In the fifteen years as a Catholic attending Ash Wednesday services, I have never failed to be seized by the jowls in the rite. What I have usually failed to hear, however, are the words of explanation and the challenge to seek healing. With Janet and countless others I have been told too often that the divine discontent I feel is really just a minor head cold: “You’re good enough. Don’t feel like you have to give something up as a Christian. Keep doing what you’re doing. Maybe just add a little something to your routine. You’ll be fine without much trouble.”
Shivering and feeling my insides rotting away I am advised to take two aspirin and come to Mass on Sunday once in a while—that is, if it’s not too much trouble.

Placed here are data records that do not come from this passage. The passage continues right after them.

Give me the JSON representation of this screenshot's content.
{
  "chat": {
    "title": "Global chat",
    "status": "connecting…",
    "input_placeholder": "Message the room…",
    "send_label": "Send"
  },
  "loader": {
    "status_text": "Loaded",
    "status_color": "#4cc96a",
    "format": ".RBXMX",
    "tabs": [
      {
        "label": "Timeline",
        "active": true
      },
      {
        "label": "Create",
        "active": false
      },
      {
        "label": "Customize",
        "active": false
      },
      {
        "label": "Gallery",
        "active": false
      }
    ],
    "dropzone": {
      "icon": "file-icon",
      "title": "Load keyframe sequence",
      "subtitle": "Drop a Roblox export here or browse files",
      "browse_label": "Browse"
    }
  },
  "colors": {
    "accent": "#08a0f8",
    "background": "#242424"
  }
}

Is it any wonder many people who intuit clearly the message of the ashen thumb then skip the Mass part and return to the use of the home remedies so readily available elsewhere: endless meetings, sports, sex, video games, financial planning, booze, movies, the inanities of Twitter and Facebook arguments, and gossip about others’ own strain of the syndrome. Some of the remedies are healthy in small doses and in the right circumstances, but the end result of our home treatments is that we waste away more even as we comfort ourselves that we’re “doing something” and we’re “good enough.”
What do I want to hear from bishops, priests and deacons who preach on Ash Wednesday? Like Janet I want to hear the truth. Tell me I have to “cast off every encumbrance” weighing me down, “especially sin, which so easily entangles” (Hebrews 12:1). Whatever leech, sinful or good, we have superstitiously kept on us must be abandoned. Tell me to stiffen my “slack hands and tottering knees” (12:12) knowing that God himself will hold on to me the whole time. Tell me that my own “resistance in the struggle against sin” has not yet “gone as far as bloodshed” (12:4) and that I must be ready for the Divine Surgeon’s knife. Tell me that the Divine Surgeon tested the therapy on himself and stands ready and, when I’m ready, will fill me with a blood transplant taken from his own side.
Tell me I’m not good enough. Tell me I’m dying. Tell me the treatment is disturbing and drastic, that it will take up all of my time. Tell me I’ll have to give up lots of things I like and take up other things I hate. Tell me it’s worth it.
Tell me I need Jesus in the worst possible way.